In control, detection and navigation systems of various moving objects, not only information of displacement, angular displacement and velocity but also information of acceleration and angular rate are needed. Inertial sensors (including acceleration sensors and angular velocity sensors) are devices for measuring acceleration and angular rate.
Since the end of 1980s, various miniature sensors have been produced with the development of the Micro-Electro-Mechanical-System (MEMS) technique. Due to that MEMS inertial sensor based on MEMS technology can be produced in batch, the disadvantages of the previous inertial sensors such as large size and high cost, are overcome, and thus MEMS sensor has become a dominating trend for many future applications.

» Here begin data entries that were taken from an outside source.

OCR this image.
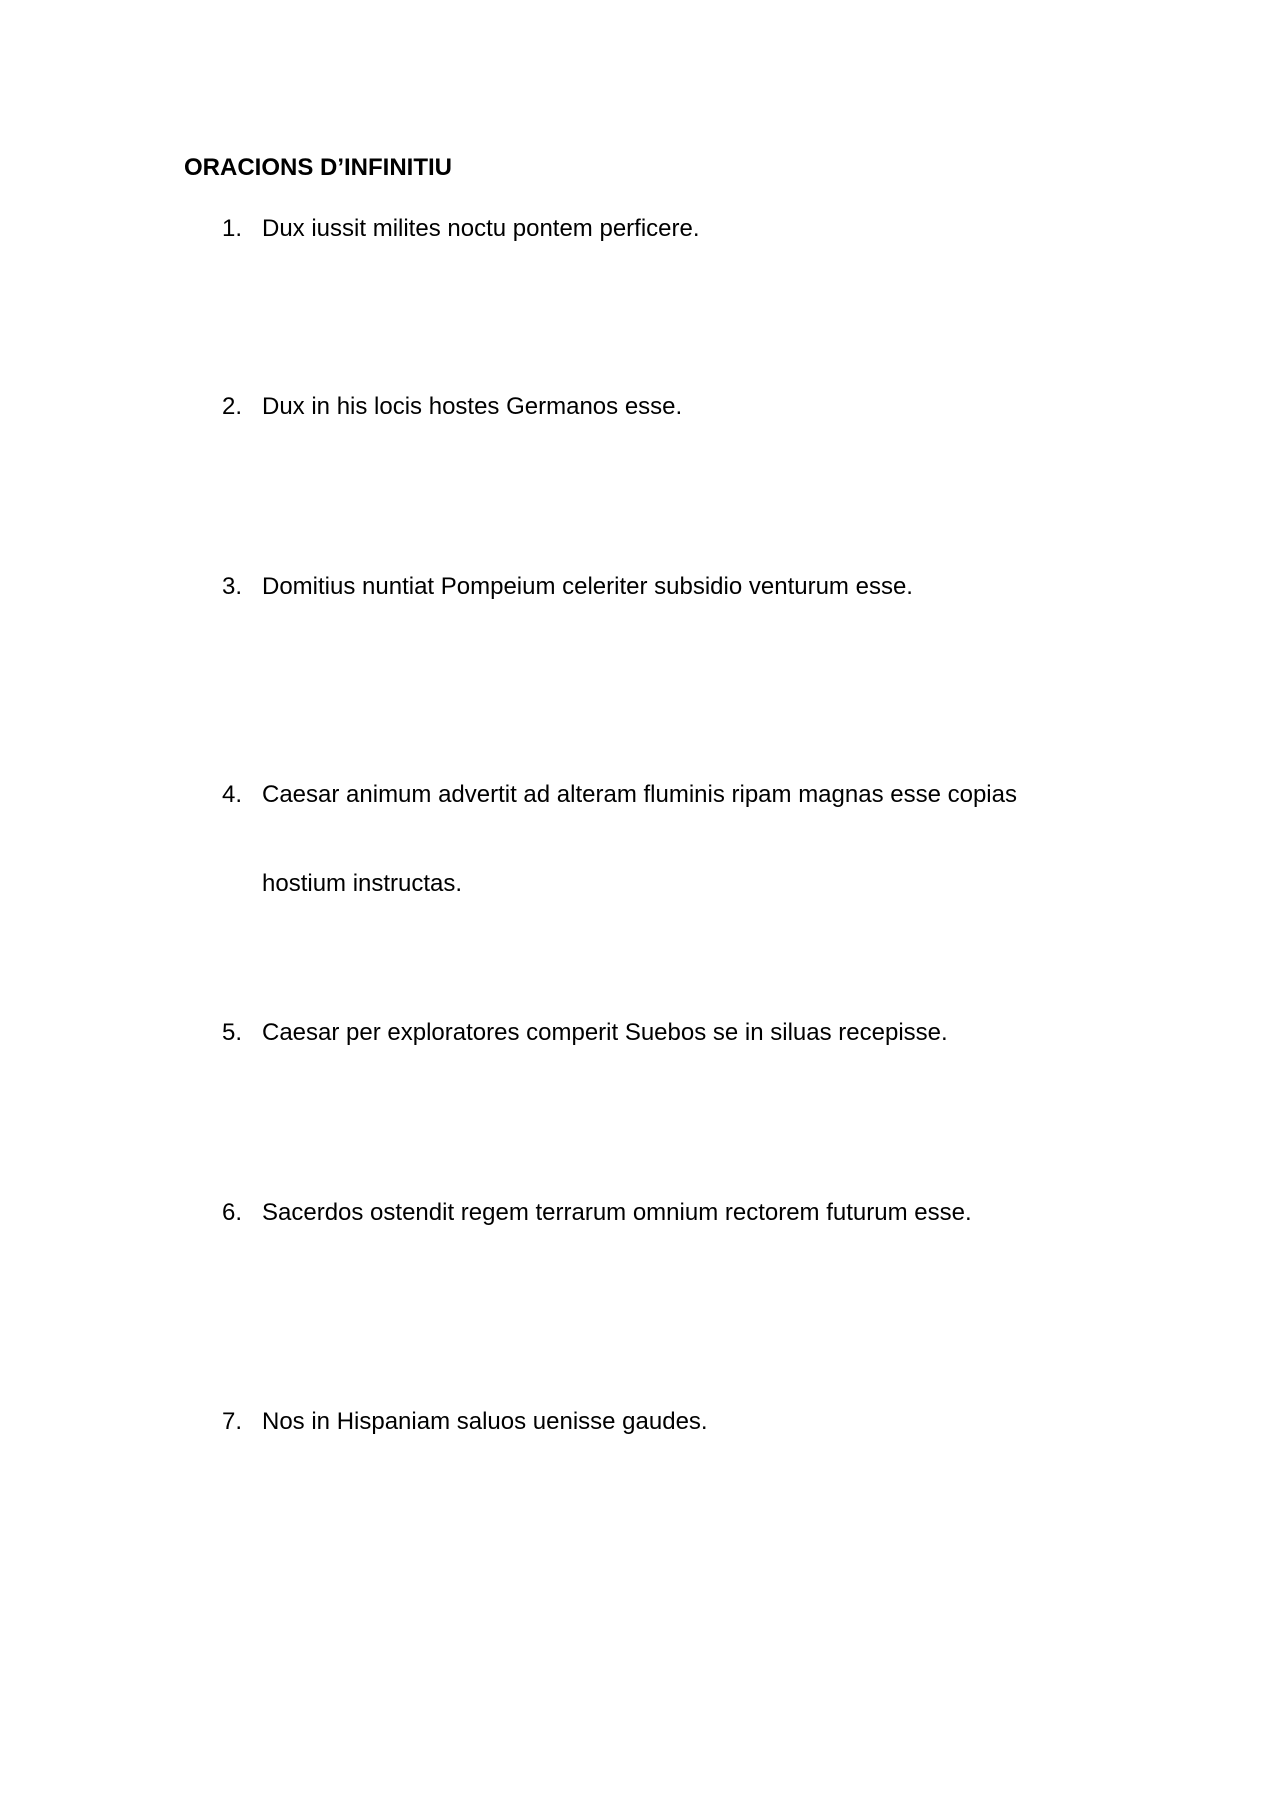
ORACIONS D’INFINITIU
1. Dux iussit milites noctu pontem perficere.
2. Dux in his locis hostes Germanos esse.
3. Domitius nuntiat Pompeium celeriter subsidio venturum esse.
4. Caesar animum advertit ad alteram fluminis ripam magnas esse copias
hostium instructas.
5. Caesar per exploratores comperit Suebos se in siluas recepisse.
6. Sacerdos ostendit regem terrarum omnium rectorem futurum esse.
7. Nos in Hispaniam saluos uenisse gaudes.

The existing MEMS inertial sensor is usually implemented as a capacitive inertial sensor, which generally includes: a fixed electrode for detecting motion of an object; a movable sensitive element (usually referred to as a movable electrode), where the capacitance between the movable sensitive element and the fixed electrode is changed due to the motion of the object; and an electrical signal processor which is electrically connected with the fixed electrode and the movable electrode. In the MEMS inertial sensor, the movable sensitive element usually serves as part of a mass block to reduce the size and the weight of the whole device, and for the mass block, the greater is the mass, so is the inertia.
In the prior art, companies such as Bosch, ST, Freescale and ADI usually use deposited polycrystalline silicon as structural material for fabricating the MEMS inertial sensor (referred to as a polycrystalline silicon method below). The polycrystalline silicon method has the advantage of simple process, but the material has relatively high stress, which affects device reproducibility and increase in film thickness, and therefore limits the size and sensitivity of the inertial sensor. Moreover, due to the poor reproducibility, production yield is reduced, and cost is increased.
U.S. Pat. No. 6,170,332B1 discloses a micromechanical acceleration sensor, which is fabricated by using a single silicon wafer, and each part of the MEMS inertial sensor is formed on the one wafer by etching. But due to the inherent disadvantage of etching technology, i.e., non-uniformity, the performance of the formed sensor such as the reliability may be affected.
Moreover, in the aforementioned US patent, the Z-axis sensor detects the Z-axis acceleration by detecting the change in overlapping area between the capacitor electrodes due to the displacement in the vertical direction, thereby limiting the design of the vertical-direction (Z-axis) sensor.